Women have a long history of emancipation, and even today full gender equality is yet to come. However, in ancient times, things used to be quite different. Women in ancient Rome, Greece, Egypt, India, and China had many rights, limitations, hobbies, and habits that we were not fully aware of.
We at Craft Sides collected the most interesting facts about ancient women that are not always mentioned in history classes.
Facts About Ancient Women
9. Roman Girls Had Their Own Version Of A Barbie
In ancient Rome, girls used to get married when they were only 12 years old. Although their childhood did not last long, they still played with toys.
One of them, as discovered in the late 1800s, was a wooden doll. It was found in a sarcophagus that belonged to a girl named Crepereia Tryphaena and lived in 2nd century Rome.
As we can see, it has certain similarities with our modern Barbie. However, it lacks the ideal dimensions of a modern Barbie, with a rounded belly and wide hips. A box full of clothing to dress the doll was also found in the sarcophagus.
8. Ancient Egyptian Women Had An Equal Right To Inherit The Throne
Egypt was much more democratic than many other ancient kingdoms. The main proof of this was the fact that, despite sex, any son of a ruler could inherit the throne.
The rights of men and women were almost equal, which was not really common at the time. Furthermore, the family line in ancient Egypt was drawn on the mother’s side, not the father’s.
This took root in a belief that the inheritance can be proven if the mother is known (because DNA testing for parents was not available at the time).
7. Greek Women Had The Right To Divorce
Although women in ancient Greece were not considered citizens and their rights and freedoms were severely limited, the divorce process was fairly fair.
If a woman wanted to divorce her husband, she only needed a male representative to make the deal on her behalf. However, if a man wanted a divorce, all he had to do was kick his wife out of their home.
6. Egyptian Women Could Hold High Religious Positions
It was never common for a woman to become seriously involved in religious life. However, ancient Egypt was an exception. Women in Egypt could occupy the position of “wife of God”, associated with different deities.
But the most important position was “God’s Wife of Amun.” This was an honorary title given to a woman (originally of any class, but later of the upper class) who would assist the high priest in ceremonies and care for the statue of God.
Also, it was not common for women to be housewives, and they used to mix in society. There are various artifacts in which women are portrayed as professional musicians, dancers, and party guests.

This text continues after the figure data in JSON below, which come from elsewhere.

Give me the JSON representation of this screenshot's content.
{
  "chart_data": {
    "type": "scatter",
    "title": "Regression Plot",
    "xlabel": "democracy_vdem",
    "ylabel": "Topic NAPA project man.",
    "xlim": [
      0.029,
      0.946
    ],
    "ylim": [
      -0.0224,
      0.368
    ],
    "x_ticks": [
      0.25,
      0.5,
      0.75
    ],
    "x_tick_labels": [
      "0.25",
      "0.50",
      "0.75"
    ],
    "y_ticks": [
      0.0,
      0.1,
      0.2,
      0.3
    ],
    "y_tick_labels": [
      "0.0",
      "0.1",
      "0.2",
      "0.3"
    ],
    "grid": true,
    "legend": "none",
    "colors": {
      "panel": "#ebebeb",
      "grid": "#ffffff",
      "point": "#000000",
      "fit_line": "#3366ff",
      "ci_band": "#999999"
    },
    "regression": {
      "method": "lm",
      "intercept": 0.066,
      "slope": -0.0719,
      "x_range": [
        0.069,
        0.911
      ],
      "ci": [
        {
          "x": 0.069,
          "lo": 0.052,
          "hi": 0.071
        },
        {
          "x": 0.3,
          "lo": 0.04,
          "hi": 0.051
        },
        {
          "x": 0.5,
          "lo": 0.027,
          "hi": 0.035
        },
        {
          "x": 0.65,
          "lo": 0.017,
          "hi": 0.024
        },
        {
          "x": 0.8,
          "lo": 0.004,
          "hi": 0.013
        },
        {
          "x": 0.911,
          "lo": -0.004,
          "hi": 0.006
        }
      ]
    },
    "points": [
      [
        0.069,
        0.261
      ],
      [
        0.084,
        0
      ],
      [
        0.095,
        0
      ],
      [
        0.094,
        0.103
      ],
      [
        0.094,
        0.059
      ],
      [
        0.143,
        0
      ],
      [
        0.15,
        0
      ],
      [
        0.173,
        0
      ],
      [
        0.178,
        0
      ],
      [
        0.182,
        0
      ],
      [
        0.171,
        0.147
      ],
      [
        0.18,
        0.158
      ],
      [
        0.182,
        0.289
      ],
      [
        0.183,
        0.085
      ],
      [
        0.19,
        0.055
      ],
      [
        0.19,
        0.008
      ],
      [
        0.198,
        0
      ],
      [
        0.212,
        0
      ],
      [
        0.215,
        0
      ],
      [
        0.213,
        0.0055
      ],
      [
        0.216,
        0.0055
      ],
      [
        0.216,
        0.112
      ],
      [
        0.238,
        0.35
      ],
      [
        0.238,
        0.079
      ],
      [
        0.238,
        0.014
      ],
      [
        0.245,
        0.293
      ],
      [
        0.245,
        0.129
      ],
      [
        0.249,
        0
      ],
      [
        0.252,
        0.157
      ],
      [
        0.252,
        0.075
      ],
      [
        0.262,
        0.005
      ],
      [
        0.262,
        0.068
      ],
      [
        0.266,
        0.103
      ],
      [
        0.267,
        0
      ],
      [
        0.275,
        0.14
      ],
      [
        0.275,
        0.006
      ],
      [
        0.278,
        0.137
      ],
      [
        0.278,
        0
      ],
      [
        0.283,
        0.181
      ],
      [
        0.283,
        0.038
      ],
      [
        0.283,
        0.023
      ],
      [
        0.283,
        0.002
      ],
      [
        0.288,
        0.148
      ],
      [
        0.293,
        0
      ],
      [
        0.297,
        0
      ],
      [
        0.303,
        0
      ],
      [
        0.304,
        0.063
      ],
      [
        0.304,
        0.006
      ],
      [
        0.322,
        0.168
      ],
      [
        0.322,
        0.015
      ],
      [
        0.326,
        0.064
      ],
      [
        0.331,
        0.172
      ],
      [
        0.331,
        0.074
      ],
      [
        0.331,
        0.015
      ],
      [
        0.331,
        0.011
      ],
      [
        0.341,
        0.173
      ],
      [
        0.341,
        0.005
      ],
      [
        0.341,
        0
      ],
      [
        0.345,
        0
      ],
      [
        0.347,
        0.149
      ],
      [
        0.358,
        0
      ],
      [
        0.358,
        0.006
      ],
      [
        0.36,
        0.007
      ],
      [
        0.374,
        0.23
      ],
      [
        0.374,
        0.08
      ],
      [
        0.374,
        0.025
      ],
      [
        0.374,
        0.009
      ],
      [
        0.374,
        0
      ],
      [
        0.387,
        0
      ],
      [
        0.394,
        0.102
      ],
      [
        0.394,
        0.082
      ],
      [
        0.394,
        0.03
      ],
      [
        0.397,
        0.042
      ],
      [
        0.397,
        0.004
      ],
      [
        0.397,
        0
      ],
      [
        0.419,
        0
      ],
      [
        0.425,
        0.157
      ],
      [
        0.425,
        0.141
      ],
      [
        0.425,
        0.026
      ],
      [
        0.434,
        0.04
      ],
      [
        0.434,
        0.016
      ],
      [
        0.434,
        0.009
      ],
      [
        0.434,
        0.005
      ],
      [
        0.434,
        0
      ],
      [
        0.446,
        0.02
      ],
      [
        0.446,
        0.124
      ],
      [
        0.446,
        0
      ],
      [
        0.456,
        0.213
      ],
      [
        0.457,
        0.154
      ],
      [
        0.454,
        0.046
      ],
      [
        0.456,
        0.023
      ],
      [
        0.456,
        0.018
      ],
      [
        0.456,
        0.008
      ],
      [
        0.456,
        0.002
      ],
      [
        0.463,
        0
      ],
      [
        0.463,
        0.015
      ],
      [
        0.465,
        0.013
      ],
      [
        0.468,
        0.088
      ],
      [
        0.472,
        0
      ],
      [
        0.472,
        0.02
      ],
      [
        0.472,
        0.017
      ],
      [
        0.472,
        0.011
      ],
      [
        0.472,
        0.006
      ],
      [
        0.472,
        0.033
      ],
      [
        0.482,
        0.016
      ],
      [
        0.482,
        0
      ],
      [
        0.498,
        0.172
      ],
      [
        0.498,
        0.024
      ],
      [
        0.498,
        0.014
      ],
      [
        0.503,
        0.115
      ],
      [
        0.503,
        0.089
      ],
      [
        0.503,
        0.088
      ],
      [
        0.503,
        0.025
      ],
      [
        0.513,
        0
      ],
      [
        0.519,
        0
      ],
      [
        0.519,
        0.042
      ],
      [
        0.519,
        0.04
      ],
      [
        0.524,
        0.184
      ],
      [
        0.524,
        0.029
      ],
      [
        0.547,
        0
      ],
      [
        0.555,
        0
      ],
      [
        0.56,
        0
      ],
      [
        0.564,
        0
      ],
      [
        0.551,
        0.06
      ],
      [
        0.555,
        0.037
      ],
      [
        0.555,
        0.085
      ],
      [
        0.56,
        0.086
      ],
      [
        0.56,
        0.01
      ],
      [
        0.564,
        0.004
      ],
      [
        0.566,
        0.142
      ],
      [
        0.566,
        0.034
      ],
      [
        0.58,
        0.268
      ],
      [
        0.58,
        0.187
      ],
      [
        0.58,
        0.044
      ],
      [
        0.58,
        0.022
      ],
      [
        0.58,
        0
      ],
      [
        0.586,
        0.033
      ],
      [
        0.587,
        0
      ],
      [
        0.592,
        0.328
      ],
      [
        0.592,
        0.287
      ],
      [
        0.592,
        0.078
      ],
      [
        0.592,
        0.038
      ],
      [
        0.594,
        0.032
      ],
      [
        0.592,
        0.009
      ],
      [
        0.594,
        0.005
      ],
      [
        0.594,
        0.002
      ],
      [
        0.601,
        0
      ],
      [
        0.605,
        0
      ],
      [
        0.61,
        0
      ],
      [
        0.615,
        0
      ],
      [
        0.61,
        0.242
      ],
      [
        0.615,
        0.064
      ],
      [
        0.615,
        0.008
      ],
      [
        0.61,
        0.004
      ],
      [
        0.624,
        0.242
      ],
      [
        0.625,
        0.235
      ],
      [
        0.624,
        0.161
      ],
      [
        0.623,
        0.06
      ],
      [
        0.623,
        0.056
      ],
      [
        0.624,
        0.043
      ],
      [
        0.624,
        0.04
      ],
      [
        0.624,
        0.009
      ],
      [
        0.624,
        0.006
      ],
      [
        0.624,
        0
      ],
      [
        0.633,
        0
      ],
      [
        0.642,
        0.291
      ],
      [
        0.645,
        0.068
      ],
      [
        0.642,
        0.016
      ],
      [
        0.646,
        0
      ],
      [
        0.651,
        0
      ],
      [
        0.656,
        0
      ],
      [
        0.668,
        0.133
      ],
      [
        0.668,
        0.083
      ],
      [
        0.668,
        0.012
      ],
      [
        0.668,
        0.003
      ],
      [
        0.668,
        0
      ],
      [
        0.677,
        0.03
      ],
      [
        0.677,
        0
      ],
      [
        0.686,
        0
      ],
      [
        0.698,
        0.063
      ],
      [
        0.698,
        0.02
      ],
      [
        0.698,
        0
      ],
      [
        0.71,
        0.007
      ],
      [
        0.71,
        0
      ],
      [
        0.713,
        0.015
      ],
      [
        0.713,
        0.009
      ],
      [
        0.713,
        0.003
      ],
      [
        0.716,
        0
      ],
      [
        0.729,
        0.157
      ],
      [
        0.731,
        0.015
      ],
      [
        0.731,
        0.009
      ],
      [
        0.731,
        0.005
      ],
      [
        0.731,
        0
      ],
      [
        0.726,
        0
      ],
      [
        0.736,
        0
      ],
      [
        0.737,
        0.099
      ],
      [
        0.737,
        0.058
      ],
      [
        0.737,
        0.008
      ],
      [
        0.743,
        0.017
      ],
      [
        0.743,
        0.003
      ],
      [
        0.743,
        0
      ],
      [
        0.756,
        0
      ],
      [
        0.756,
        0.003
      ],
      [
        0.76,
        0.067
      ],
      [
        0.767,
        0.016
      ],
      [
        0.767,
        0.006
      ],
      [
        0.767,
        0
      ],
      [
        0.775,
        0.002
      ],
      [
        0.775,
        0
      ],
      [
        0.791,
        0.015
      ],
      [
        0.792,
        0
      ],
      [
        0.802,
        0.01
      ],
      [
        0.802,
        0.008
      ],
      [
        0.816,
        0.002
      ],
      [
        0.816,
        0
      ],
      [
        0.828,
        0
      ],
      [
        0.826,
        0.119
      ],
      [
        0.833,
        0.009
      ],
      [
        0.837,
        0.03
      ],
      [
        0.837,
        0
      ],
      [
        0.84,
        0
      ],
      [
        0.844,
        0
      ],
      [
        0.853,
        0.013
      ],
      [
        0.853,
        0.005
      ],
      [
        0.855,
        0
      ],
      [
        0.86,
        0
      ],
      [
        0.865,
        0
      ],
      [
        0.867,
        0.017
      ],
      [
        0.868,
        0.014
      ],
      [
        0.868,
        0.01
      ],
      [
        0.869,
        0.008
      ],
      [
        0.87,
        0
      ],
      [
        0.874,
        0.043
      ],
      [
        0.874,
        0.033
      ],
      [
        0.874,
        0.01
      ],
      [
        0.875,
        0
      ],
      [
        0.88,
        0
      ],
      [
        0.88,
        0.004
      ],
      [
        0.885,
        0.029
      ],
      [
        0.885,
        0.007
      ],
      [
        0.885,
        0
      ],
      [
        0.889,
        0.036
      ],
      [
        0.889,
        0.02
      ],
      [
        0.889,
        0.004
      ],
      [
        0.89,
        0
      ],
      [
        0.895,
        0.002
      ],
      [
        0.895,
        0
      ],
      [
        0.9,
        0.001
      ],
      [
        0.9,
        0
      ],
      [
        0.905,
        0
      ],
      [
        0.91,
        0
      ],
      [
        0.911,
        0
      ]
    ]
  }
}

5. Roman Women Were Educated
The education of women in ancient Rome was a highly controversial topic. Most of the girls learned the basics of reading and writing at school.
However, some families wanted their daughters to gain a broader understanding and therefore hired private teachers for advanced grammar and Greek classes.
The reason was to make a girl a literate and interesting companion for her husband, making her more influential.
4. Greek Women Played “Jacks.”
Women in Greece liked to play different games, and among them was a game called “knucklebone” (astragalus), which is similar to modern “jacks.”
The game involved throwing the “knuckles” into the air and catching as many as possible in one hand as they fell. The “knucklebones” were the anklebones of sheep or goats or models made of ivory, bronze, or terracotta.
3. Roman Girls Wore Bikinis
As shown in this mosaic from the 4th century AD. C. found in Sicily, Roman girls used to wear something really similar to a modern bikini. And it looks so stylish! It is surprising how progressive the ancient Romans were.
2. Roman Women Were Quite Athletic
The same mosaic shows that Roman women also liked sports. This prototype of modern dumbbells looks really impressive. In ancient Rome, women had many recreational activities and rich social life.
1. A Chinese Woman Could Be Abandoned By Her Husband If She Talked Too Much
In ancient China, a woman had almost no rights and was considered the property of her husband. Marriages were arranged by professional matchmakers, and a woman generally met her husband for the first time during the wedding.
At a traditional wedding, the groom’s parents used to sit, and the bride wore a red dress and a blue cap and offered tea to her mother-in-law. The groom wore a band forming an “X” in front of him.
However, the reasons for a man to divorce were quite broad: not having a child, evidence of being unfaithful, lack of filial piety with the husband’s parents, theft, suffering from a virulent or infectious disease, jealousy, and talking too much.